有機咖啡、公平貿易咖啡與蔭栽咖啡合稱為永續咖啡。主張環境保護及社會公益維持。藉由品嘗咖啡香,學生可學習到永續咖啡的知識,亦可讓同學在選擇了支持環境永續的咖啡產品,而讓手中的咖啡更富有意義的溫暖價值,成為實際參與保護地球與支持環境永續的一份子。
除了以上對咖啡永續發展的基本概念之外,本次的主講人周思亮,甫自衣索匹亞回台,他將帶領我們到衣索匹亞進行一場身心靈的咖啡之旅。
本活動連結SDG2消除飢餓:確保糧食安全,消除飢餓,促進永續農業與SDG12責任消費及生產: 促進綠色經濟,確保永續消費及生產模式。
Organic coffee, fair trade coffee and shade grown coffee are referred to sustainable coffee, advocating environmental protection and social welfare.
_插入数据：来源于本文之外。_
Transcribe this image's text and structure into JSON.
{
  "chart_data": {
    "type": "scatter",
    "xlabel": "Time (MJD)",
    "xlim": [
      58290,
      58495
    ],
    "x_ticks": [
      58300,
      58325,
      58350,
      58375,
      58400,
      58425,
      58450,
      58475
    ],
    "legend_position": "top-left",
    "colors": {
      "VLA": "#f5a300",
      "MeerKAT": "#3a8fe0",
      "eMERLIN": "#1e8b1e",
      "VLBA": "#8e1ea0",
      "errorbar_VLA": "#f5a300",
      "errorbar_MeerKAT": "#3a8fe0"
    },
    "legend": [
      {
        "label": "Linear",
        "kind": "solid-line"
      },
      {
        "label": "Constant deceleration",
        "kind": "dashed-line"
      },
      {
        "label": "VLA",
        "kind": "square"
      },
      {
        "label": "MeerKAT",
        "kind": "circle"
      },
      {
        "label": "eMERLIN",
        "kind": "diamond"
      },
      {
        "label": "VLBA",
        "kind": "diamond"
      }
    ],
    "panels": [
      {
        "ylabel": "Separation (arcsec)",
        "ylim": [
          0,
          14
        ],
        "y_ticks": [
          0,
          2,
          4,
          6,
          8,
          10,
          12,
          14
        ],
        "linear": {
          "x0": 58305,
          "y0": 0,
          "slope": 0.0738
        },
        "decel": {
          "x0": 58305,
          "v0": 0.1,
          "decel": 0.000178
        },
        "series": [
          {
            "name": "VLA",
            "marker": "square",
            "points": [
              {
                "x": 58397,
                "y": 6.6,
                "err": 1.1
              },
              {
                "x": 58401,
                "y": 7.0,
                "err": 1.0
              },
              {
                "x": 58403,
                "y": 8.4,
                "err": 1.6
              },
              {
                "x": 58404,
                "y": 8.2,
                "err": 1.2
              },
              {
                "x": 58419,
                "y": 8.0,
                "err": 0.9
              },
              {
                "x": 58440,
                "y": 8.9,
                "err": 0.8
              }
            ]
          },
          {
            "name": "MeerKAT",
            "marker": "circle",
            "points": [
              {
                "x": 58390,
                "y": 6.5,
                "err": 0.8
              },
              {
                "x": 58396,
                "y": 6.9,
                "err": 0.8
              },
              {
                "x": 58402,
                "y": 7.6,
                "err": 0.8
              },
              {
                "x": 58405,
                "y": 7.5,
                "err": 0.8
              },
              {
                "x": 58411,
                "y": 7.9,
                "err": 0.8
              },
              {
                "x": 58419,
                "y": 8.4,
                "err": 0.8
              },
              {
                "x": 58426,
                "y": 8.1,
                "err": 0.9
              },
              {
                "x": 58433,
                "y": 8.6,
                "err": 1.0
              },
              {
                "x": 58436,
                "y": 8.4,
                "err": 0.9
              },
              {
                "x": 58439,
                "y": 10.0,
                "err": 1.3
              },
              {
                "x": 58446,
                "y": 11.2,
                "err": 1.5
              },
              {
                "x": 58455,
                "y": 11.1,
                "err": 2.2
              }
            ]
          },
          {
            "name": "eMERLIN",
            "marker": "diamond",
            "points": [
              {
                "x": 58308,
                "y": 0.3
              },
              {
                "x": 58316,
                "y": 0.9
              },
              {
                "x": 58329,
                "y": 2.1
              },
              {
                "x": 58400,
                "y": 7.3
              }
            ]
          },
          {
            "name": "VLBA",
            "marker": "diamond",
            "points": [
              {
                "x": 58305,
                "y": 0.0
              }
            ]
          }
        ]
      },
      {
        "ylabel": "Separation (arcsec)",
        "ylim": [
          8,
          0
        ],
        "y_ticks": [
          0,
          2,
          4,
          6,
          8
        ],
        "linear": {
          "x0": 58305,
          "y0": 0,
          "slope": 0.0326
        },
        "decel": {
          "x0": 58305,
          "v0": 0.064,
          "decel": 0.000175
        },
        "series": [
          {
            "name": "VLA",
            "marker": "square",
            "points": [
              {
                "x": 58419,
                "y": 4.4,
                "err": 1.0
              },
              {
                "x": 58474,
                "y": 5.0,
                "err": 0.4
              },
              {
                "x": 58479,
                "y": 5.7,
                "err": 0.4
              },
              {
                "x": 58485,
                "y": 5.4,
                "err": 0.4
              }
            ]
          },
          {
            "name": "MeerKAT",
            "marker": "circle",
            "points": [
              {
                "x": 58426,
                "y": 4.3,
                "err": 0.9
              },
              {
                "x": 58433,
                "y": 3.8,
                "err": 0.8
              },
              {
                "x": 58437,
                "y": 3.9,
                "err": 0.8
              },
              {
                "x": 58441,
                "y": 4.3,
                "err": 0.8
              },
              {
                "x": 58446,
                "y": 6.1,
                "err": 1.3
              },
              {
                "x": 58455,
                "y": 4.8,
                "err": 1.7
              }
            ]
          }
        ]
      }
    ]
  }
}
By tasting the aroma of coffee, students can learn the knowledge of sustainable coffee and choose coffee products that support environmental sustainability to make the coffee in their hands more meaningful and warm, and play an active role in protecting the earth and supporting environmental sustainability.
Except for the above basic concepts of sustainable development of coffee, our speaker, Peter Chou (Siliang Chou), just returned to Taiwan from Ethiopia. He will lead us to a physical, mental and spiritual coffee journey in Ethiopia.
This activity links SDG2 Zero Hunger: Ensuring Food Security, Zero Hunger, Promoting Sustainable Agriculture and SDG12 Responsible Consumption and Production: Promoting a Green Economy, Ensuring Sustainable Consumption and Production Patterns.